Correva l’anno 2018…
Nel 2018 il saldo è peggiorato per 43 miliardi, quindi la posizione debitoria dei Bankitalia è peggiorata. In sostanza sono usciti dall’Italia 43 miliardi in più di quelli che sono entrati. Ad esempio sono usciti 51 miliardi di investimenti esteri dai titoli di stato italiani, e altri 13 miliardi sono usciti dagli investimenti esteri in obbligazioni private, cui se ne aggiungono altri 12 usciti dalle obbligazioni bancarie. Quindi l’estero ha venduto titoli italiani per 76 miliardi. Un altro deflusso è rappresentato dagli investimenti degli italiani in titoli esteri, che sono ammontati in 46 miliardi. Complessivamente quindi i deflussi sono stati 122 miliardi. A questi bisogna aggiungere anche i 17 miliardi rappresentati da “altre voci” che fra le altre cose misurano anche gli investimenti diretti che hanno rappresentato ulteriori deflussi. Arriviamo cosi a 139 miliardi di uscite complessive.
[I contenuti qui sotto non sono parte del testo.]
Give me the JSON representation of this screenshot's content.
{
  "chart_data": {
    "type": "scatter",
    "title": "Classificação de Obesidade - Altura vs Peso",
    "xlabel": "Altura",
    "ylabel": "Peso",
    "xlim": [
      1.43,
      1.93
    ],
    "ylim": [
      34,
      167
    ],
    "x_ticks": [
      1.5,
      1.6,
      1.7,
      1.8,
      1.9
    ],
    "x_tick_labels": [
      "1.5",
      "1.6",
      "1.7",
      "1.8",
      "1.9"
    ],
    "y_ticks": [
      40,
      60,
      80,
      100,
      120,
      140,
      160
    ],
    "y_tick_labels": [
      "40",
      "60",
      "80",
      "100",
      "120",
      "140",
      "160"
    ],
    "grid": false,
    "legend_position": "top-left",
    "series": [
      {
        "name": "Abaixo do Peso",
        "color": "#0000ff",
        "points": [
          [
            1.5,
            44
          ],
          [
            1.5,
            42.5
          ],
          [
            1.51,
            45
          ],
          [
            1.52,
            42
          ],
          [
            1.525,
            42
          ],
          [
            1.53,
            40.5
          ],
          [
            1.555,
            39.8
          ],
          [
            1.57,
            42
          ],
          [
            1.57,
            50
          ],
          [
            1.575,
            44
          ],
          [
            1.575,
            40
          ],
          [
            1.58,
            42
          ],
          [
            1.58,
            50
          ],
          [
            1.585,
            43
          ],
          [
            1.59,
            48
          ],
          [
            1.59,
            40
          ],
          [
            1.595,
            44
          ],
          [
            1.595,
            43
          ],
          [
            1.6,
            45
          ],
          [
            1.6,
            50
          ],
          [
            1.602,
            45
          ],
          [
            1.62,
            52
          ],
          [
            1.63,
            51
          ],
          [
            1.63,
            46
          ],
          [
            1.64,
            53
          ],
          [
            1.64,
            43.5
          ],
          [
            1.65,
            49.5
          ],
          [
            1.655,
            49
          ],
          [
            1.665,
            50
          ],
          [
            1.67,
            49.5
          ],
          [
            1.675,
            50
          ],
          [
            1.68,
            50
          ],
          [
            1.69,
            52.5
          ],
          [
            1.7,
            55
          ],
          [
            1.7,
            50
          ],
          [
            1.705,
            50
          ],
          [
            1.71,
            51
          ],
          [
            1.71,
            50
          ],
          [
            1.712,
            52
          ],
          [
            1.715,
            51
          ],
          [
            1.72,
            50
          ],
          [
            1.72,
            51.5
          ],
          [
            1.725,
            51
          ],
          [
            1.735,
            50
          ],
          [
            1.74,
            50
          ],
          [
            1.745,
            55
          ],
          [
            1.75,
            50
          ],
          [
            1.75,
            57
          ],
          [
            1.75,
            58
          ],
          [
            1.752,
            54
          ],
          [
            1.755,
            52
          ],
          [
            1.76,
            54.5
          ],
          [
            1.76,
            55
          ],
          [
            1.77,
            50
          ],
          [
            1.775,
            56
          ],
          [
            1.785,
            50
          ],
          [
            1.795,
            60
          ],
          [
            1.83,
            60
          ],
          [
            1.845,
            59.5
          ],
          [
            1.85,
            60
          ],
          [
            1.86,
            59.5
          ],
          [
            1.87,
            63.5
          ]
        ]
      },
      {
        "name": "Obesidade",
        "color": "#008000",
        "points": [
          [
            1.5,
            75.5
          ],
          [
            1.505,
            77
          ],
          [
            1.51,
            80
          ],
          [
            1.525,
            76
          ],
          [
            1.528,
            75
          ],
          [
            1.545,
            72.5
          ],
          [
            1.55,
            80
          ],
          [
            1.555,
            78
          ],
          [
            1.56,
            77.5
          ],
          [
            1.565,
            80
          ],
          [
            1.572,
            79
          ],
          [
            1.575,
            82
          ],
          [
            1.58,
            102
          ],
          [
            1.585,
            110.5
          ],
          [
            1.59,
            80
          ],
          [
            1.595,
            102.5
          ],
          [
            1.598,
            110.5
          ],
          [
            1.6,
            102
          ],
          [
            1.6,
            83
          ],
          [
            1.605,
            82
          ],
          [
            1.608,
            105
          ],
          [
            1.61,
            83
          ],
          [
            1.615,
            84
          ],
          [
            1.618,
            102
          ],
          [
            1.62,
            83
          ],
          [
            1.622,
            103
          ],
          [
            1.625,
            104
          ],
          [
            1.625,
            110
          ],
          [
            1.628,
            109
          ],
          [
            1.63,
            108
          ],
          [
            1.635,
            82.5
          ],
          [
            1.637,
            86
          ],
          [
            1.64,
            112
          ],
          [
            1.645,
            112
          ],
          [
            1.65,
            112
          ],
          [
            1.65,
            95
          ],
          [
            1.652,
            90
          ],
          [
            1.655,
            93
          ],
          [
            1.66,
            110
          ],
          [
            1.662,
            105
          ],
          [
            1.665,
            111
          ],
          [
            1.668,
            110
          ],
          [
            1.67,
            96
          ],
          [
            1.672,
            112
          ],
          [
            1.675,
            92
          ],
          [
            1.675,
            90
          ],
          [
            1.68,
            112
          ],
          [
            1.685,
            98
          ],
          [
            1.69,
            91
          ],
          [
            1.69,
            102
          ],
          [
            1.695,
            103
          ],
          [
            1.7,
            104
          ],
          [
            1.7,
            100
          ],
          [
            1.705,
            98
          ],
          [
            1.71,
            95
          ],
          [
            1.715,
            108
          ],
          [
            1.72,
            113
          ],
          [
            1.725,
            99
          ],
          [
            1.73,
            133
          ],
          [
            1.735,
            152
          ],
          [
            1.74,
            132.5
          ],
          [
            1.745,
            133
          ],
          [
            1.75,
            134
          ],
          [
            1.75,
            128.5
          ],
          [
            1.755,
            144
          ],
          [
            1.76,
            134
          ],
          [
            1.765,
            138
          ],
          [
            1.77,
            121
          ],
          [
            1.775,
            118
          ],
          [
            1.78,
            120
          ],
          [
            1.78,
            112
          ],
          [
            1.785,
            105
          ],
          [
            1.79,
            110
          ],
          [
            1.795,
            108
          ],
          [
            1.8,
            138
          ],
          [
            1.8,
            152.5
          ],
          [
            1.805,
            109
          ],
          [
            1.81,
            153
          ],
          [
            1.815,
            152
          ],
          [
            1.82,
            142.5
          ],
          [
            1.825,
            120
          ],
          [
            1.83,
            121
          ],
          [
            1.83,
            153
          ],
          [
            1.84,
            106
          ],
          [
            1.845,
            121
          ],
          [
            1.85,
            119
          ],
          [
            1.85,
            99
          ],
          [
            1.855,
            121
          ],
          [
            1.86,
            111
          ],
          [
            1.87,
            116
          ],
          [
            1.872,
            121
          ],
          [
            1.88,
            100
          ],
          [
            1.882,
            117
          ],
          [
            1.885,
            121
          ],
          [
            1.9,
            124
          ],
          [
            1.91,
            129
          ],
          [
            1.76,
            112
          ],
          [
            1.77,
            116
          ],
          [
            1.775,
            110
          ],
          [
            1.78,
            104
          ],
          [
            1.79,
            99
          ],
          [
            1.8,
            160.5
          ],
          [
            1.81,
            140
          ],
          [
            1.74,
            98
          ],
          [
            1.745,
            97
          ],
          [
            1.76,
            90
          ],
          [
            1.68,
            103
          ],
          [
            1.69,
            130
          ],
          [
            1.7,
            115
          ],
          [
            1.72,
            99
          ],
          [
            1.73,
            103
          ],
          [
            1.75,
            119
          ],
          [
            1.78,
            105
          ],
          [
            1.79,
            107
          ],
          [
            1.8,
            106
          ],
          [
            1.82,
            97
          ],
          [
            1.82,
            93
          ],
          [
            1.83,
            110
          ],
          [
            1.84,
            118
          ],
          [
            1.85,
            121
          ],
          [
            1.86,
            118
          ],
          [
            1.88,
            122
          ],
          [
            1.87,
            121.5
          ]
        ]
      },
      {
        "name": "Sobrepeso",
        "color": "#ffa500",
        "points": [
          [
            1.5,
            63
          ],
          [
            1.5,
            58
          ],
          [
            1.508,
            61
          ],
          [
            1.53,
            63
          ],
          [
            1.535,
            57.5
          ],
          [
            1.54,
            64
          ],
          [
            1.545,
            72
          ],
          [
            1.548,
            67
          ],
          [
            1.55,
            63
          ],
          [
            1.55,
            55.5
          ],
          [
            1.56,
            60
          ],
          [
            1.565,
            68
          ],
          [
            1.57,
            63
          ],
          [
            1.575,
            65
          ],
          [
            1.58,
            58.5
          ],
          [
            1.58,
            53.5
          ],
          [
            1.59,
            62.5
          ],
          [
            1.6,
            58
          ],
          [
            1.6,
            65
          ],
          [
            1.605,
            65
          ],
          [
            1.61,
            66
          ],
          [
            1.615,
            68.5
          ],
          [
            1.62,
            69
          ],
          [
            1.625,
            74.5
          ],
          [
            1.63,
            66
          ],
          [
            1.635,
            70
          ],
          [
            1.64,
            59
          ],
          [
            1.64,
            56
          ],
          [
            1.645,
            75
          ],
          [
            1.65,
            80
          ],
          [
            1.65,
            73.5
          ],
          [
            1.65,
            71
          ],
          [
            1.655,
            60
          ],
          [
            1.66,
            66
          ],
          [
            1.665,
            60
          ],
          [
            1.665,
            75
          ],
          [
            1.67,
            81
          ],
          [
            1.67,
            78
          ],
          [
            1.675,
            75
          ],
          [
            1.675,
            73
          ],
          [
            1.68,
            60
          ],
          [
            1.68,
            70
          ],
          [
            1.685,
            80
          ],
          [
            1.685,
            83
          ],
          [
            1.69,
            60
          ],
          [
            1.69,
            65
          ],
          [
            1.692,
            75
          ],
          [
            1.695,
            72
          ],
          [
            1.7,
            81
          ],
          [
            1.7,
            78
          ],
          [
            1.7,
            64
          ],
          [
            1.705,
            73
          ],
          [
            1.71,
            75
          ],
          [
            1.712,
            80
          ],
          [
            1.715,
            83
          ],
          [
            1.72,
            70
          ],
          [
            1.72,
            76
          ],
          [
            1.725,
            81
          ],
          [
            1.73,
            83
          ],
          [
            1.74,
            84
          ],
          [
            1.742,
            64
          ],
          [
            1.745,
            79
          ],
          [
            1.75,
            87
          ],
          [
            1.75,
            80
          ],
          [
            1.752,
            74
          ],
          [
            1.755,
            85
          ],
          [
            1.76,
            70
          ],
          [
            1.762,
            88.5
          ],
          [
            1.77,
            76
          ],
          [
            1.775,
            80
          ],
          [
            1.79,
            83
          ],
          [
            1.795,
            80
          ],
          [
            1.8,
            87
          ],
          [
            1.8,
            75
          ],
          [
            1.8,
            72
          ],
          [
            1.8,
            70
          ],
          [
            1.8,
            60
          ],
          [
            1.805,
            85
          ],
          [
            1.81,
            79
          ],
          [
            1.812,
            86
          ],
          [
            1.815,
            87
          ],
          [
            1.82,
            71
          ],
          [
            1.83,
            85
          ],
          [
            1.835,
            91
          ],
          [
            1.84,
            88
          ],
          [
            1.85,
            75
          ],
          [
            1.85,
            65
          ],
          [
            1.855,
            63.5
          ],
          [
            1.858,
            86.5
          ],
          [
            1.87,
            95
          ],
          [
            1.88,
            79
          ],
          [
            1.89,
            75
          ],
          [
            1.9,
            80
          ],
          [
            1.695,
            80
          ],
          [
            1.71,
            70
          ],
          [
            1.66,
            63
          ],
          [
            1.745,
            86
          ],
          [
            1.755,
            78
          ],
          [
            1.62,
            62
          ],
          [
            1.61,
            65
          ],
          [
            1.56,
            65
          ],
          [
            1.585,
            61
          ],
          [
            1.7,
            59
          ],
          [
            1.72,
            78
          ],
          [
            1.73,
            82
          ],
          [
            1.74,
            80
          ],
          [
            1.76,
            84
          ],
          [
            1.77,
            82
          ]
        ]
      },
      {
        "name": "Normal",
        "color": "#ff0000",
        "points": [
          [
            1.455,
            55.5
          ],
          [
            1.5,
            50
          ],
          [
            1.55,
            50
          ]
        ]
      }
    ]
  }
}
Dunque: l’estero vende i titoli pubblici italiani. Le banche italiane sono “costrette” a comprarli per non fare esplodere lo spread (e i loro bilanci) e per farlo raccolgono denaro all’estero sul mercato dei repo, quindi a tassi calmierati, per far rientrare questi denari in Italia sotto forma di acquisti di titoli di stato da parte dei residenti. E il Target 2 presenta sempre il conto. Ed è sempre salato.
Con le operazioni di rifinanziamento della BCE, l’Italia è passata da un saldo positivo ad un saldo estremamente negativo. Quei debiti dell’Italia sono poi diventati crediti della Germania; in sostanza è stato salvato l’euro indebitando l’Italia.
Non è che i partiti politici stanno armando un ‘killer’?